WASHINGTON (Reuters) – Independent U.S. Senator Kyrsten Sinema said on Wednesday that Senate negotiators were “closing in” on a bipartisan border security deal, which Congress could couple with new emergency aid for Ukraine and Israel.

“We’re closing in” on a deal, Sinema told reporters following a two-hour negotiating session.

“We’ve got a lot of technical work left to do,” Sinema said, adding that presenting the 100 senators with details of a package when they return from recess next week was “reasonable.”

Wednesday’s meeting was another in a long string of negotiating sessions over the past several weeks on ways to bolster security along the southwestern border with Mexico.

For weeks, Republicans in the House of Representatives and Senate have been insisting on tough border controls as part of any effort to deliver new aid to Ukraine.

Another negotiator, Democratic Senator Chris Murphy, told reporters that Wednesday’s session went well. He added, however, “My impression is that Speaker Johnson has not spent one minute trying to work across the aisle to get a deal on immigration.”

He was referring to Republican House of Representatives Speaker Mike Johnson.

That raised questions about the possibility that a Senate deal could simply die in the House, which was how things ended a decade ago during a long battle over a more comprehensive immigration reform effort in Congress.

Nonetheless, Murphy held out hope for a different result this time. “If we can get a big bipartisan vote in the Senate it will be looked on favorably by the House,” he said.

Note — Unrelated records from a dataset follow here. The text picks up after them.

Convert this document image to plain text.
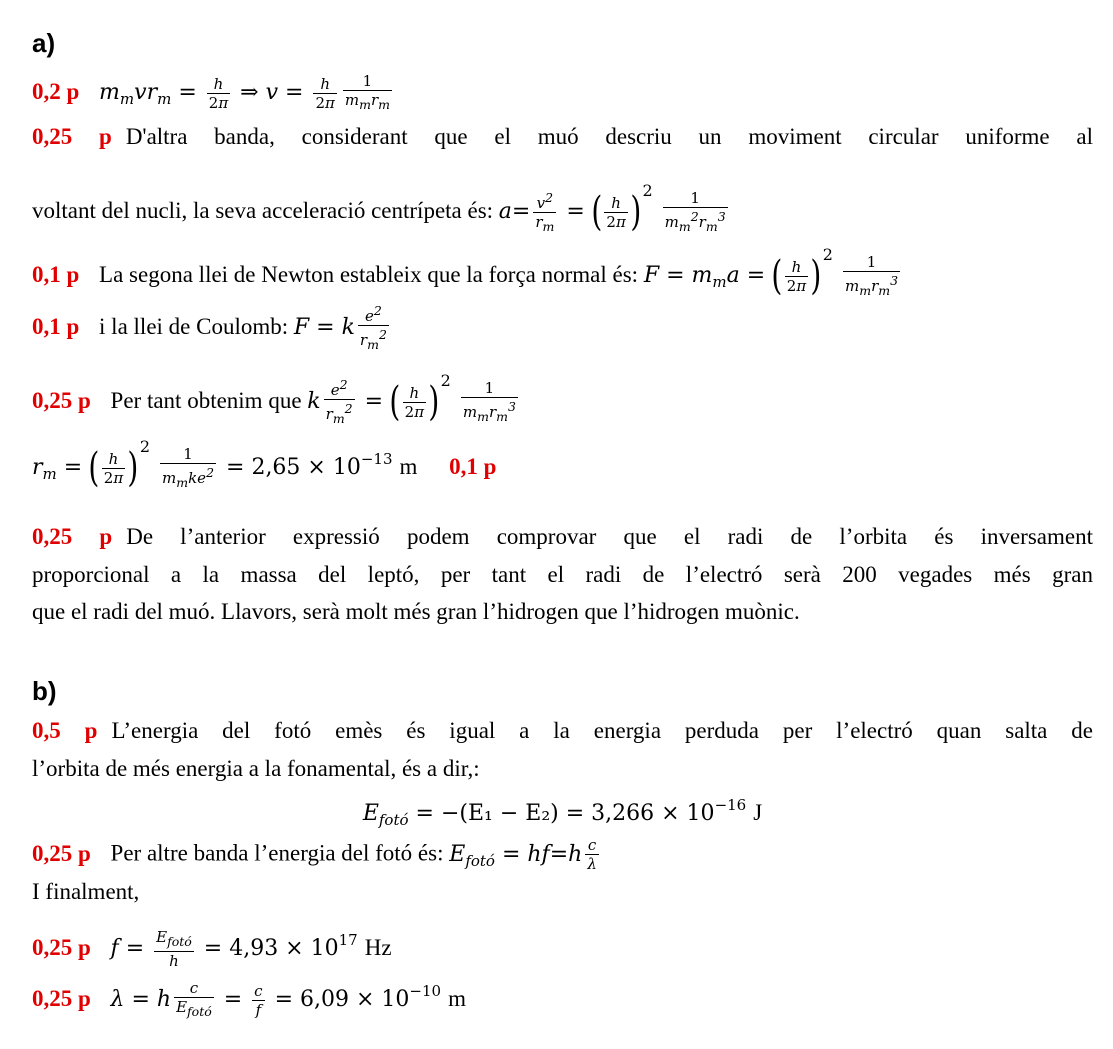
a)
0,2 p $m_mvr_m = \frac{h}{2\pi}$ ⇒ $v = \frac{h}{2\pi} \frac{1}{m_mr_m}$
0,25 p D'altra banda, considerant que el muó descriu un moviment circular uniforme al
voltant del nucli, la seva acceleració centrípeta és: $a= \frac{v^2}{r_m}$ = ( $\frac{h}{2\pi} )^2 \frac{1}{m_m^2r_m^3}$
0,1 p La segona llei de Newton estableix que la força normal és: $F = m_ma$ = ( $\frac{h}{2\pi} )^2 \frac{1}{m_mr_m^3}$
0,1 p i la llei de Coulomb: F = k $\frac{e^2}{r_m^2}$
0,25 p Per tant obtenim que k $\frac{e^2}{r_m^2}$ = ( $\frac{h}{2\pi} )^2 \frac{1}{m_mr_m^3}$
$r_m$ = ( $\frac{h}{2\pi} )^2 \frac{1}{m_mke^2} = 2,65 \times 10^{-13}$ m 0,1 p
0,25 p De l’anterior expressió podem comprovar que el radi de l’orbita és inversament
proporcional a la massa del leptó, per tant el radi de l’electró serà 200 vegades més gran
que el radi del muó. Llavors, serà molt més gran l’hidrogen que l’hidrogen muònic.
b)
0,5 p L’energia del fotó emès és igual a la energia perduda per l’electró quan salta de
l’orbita de més energia a la fonamental, és a dir,:
$E_{fotó} = -(E_1 - E_2) = 3,266 \times 10^{-16}$ J
0,25 p Per altre banda l’energia del fotó és: $E_{fotó} = hf=h \frac{c}{\lambda}$
I finalment,
0,25 p $f = \frac{E_{fotó}}{h} = 4,93 \times 10^{17}$ Hz
0,25 p λ = h $\frac{c}{E_{fotó}} = \frac{c}{f} = 6,09 \times 10^{-10}$ m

Last year, the House passed a sweeping immigration and border security bill that was opposed by Democrats and has not been put to a Senate vote. House Republicans have continued to demand Senate passage of that measure.

But Republican Senator James Lankford, who is leading his party’s negotiations with Sinema and Murphy, has repeatedly acknowledged that the House bill lacks the votes for passage in the Senate.